Gold oxide (III) is the name governed by stock nomenclature. There are other ways to mention it:
-Traditional nomenclature: aceric oxide, because the valence 3+ is highest for gold.
-Systematic nomenclature: diro trioxide.
color of glasses
Its most prominent use is to impart a red color to some materials such as glasses, in addition to imparting some of the properties inherent in gold atoms.
Synthesis of Aurates and Replenishment of Gold
If Au 2 O 3 is added to a medium where it is soluble, and in the presence of metals, after the addition of a strong base, aricetates may precipitate; Which, are formed by AuO ions in the company of 4 – metallic cations.
In addition, A.U. 2 O 3 reacts with ammonia to form a gold-plating compound, Au. 2 O 3 (NH 3 ) 4 . Its name derives from the fact that it is highly explosive.
Handling of Self-Assembled Monolayers
On gold and its oxides, some compounds, such as dialkyl disulfides, RSSRs, are not classified in the same way.
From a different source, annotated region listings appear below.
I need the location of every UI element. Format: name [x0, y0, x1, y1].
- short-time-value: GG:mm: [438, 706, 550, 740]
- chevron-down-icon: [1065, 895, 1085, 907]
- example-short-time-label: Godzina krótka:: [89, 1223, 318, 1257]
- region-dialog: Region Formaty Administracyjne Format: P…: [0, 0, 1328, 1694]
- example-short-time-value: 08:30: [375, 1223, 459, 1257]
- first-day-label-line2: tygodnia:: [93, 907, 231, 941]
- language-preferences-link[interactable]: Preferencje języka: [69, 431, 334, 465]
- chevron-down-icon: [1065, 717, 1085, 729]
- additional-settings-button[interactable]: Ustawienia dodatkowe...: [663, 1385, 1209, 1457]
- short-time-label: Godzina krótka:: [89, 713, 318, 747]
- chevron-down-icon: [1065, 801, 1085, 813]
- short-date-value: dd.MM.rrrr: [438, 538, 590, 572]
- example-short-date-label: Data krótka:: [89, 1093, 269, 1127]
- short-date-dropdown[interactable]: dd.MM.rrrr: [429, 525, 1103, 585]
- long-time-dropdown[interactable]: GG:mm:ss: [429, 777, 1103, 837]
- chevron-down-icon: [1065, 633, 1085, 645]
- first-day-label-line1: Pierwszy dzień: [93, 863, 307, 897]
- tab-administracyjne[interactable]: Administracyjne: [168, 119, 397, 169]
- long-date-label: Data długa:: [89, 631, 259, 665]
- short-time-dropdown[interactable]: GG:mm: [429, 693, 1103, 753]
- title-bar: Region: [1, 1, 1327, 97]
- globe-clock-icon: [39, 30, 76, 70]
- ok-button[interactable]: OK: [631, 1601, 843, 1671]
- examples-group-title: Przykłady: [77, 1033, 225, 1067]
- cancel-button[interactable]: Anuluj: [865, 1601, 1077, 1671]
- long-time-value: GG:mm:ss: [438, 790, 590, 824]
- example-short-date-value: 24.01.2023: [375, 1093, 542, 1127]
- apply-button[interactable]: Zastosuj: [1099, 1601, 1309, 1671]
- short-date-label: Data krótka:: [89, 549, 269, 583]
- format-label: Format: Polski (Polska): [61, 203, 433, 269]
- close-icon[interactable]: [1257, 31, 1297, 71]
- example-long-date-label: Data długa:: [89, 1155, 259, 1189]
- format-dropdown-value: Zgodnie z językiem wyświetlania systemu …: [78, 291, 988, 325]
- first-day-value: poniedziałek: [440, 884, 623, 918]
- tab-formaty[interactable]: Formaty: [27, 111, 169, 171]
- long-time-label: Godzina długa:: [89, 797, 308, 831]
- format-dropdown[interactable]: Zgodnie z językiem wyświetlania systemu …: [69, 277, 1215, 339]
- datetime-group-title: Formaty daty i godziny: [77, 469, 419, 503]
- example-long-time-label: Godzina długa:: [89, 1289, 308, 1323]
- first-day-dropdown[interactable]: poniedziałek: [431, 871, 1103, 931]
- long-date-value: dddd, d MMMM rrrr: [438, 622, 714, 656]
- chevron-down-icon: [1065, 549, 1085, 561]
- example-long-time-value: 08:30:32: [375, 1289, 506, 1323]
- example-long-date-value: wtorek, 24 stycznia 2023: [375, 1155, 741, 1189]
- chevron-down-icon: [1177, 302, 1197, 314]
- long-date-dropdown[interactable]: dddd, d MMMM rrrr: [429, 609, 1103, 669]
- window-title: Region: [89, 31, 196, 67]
When this adsorption occurs, an Au–S bond is spontaneously formed, where the sulfur atom exhibits and defines the chemical characteristics of the said surface depending on the functional group.
RSSR cannot adsorb on Au 2 O 3 , but on the metal gold. Therefore, if the gold surface and its degree of oxidation are modified, as well as the size of the particles or the layers of Au 2 O 3 , a more heterogeneous surface can be designed. This surface au 2 O 3 -AusR interacts with the metallic oxides of some electronic devices, thus developing future slick surfaces.